The Vision and Learning Group at West Virginia University (WVUVL) is directed by Dr. Gianfranco Doretto and is part of the Lane Department of Computer Science and Electrical Engineering. Our group investigates new and fundamental problems as well as applications in computer vision research. We develop novel techniques for endowing machines with high-level visual processing capabilities, much like humans use their visual system for action. We do so by deriving new machine learning and computational tools that account for the geometry, photometry, materials, semantics, and dynamics of the visual world. The outcome of this research is applicable to areas such as image and video analysis and reasoning, video surveillance, multimedia applications, medical and biomedical imaging applications, biometrics, autonomous navigation, robotics, and many others.
The researchers of WVUVL are interested in studying new methods for interpreting and elaborating the information carried by visual data, such as images and video. Most of the time, such data is the measurement of radiation emitted by a source, after its interaction with the materials of a scene. A typical example is a picture taken by a digital camera that measures the light reflected by the objects in the scene. Another example is an image taken by an MRI machine that measures the radiation of human tissues, stimulated by a magnetic field. The process of understanding visual data is fundamental for building complex systems that can “see”, “interact with”, and “take decisions about” the surrounding world.

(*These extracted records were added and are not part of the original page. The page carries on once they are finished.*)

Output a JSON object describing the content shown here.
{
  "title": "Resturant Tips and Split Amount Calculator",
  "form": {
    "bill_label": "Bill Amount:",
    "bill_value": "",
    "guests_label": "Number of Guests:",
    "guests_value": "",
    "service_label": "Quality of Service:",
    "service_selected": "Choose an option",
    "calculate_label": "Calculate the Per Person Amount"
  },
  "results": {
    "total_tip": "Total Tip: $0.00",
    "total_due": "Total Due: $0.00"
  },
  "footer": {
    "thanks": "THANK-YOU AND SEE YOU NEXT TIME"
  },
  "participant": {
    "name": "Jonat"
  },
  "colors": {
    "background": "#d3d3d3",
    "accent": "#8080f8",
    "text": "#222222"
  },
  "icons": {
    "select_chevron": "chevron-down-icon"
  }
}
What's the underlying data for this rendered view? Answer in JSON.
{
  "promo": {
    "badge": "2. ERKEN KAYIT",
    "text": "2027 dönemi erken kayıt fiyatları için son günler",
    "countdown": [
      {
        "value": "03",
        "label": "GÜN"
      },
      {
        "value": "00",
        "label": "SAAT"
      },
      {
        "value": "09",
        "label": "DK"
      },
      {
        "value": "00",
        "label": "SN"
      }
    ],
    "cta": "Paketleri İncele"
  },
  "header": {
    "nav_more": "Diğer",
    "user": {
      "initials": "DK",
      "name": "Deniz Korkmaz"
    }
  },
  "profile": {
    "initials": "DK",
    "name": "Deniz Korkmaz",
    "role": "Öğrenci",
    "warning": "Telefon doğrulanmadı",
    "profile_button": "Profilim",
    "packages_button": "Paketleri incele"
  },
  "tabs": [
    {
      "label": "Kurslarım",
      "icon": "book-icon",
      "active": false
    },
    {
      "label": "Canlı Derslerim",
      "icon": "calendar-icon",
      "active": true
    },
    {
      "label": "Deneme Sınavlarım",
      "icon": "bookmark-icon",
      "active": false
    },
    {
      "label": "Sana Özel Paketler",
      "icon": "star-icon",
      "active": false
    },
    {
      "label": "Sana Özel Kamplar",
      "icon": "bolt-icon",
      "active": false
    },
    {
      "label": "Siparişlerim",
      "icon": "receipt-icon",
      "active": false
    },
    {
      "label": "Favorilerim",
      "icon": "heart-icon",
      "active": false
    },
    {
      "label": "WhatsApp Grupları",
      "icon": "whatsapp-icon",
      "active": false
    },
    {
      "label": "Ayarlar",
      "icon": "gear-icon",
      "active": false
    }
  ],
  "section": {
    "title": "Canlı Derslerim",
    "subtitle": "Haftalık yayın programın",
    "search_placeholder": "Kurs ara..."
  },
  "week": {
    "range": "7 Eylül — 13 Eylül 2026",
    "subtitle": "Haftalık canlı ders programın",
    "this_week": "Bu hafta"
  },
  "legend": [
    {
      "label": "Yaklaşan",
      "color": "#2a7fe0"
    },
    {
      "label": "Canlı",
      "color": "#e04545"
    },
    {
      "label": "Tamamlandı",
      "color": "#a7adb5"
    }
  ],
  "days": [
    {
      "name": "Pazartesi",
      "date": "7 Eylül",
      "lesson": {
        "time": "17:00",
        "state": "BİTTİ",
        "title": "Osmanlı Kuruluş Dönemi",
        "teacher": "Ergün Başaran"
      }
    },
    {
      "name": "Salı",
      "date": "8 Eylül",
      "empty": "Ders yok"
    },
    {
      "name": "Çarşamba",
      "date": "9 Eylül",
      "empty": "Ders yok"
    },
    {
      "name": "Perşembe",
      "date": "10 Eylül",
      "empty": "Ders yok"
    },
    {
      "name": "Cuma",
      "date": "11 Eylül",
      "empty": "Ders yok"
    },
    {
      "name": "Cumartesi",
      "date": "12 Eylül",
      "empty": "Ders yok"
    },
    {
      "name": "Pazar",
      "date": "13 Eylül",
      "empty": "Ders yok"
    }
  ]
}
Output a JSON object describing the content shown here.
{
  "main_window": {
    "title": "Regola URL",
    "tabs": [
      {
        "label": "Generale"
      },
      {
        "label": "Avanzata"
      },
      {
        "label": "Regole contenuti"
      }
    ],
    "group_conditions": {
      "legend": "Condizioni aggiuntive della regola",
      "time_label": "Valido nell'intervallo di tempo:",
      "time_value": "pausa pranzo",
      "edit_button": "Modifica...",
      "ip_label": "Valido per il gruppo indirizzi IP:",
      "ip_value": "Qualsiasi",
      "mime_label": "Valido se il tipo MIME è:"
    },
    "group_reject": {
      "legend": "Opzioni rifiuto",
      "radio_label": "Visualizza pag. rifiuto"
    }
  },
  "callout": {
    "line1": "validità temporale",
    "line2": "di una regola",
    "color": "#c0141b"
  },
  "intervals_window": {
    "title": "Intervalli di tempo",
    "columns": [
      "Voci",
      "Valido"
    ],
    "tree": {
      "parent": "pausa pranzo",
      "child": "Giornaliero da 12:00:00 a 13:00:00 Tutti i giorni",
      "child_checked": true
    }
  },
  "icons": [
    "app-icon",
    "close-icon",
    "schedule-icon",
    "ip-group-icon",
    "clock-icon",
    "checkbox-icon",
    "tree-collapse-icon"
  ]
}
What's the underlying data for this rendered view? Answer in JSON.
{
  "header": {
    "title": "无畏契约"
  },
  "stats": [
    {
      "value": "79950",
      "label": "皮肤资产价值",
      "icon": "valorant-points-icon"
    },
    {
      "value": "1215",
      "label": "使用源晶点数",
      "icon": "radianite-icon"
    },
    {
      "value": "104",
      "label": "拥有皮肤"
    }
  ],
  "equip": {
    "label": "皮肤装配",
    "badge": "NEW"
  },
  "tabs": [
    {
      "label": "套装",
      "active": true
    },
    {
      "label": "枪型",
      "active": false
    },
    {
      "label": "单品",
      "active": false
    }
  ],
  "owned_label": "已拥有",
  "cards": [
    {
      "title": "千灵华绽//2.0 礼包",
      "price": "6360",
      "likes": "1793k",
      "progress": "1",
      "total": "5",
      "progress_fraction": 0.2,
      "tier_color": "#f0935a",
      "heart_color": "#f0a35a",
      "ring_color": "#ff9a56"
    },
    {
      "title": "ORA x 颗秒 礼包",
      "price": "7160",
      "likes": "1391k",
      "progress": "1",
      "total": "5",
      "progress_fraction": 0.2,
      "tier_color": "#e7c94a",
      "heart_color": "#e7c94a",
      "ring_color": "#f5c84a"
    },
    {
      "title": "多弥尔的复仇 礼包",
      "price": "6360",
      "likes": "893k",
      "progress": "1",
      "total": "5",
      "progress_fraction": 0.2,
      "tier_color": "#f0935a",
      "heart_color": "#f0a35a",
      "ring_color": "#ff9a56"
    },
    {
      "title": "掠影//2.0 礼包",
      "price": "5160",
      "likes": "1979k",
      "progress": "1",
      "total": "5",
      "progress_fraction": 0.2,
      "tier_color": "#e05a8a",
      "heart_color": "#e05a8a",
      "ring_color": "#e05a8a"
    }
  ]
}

Sometimes such vision systems have to be fully autonomous. This is the case when a camera network is exploited for monitoring an area, and revealing the presence of unwanted people in a watch list. It is also the case when an autonomous vehicle endowed with camera sensors is driving in an urban environment towards a destination, with limited to no knowledge of the surroundings, and while interpreting street signs and avoiding obstacles.
Other times vision systems entail the presence of a human in the loop. This is the case when a radiologist applies a computer aided diagnosis system to an imaging modality for a preventive medical check-up. It is also the case when an analyst is querying a video archive, looking for a particular event.
Vision apparatus bring extremely high value to the society, which tomorrow will enjoy improved security in public places with the aid of automated visual surveillance, safer traffic circulation with automated driving assistance, better healthcare with advanced CAD systems, and so on. In order to fully enable such systems, and take them to the next level, it is necessary to tackle fundamental and yet unsolved computer vision problems.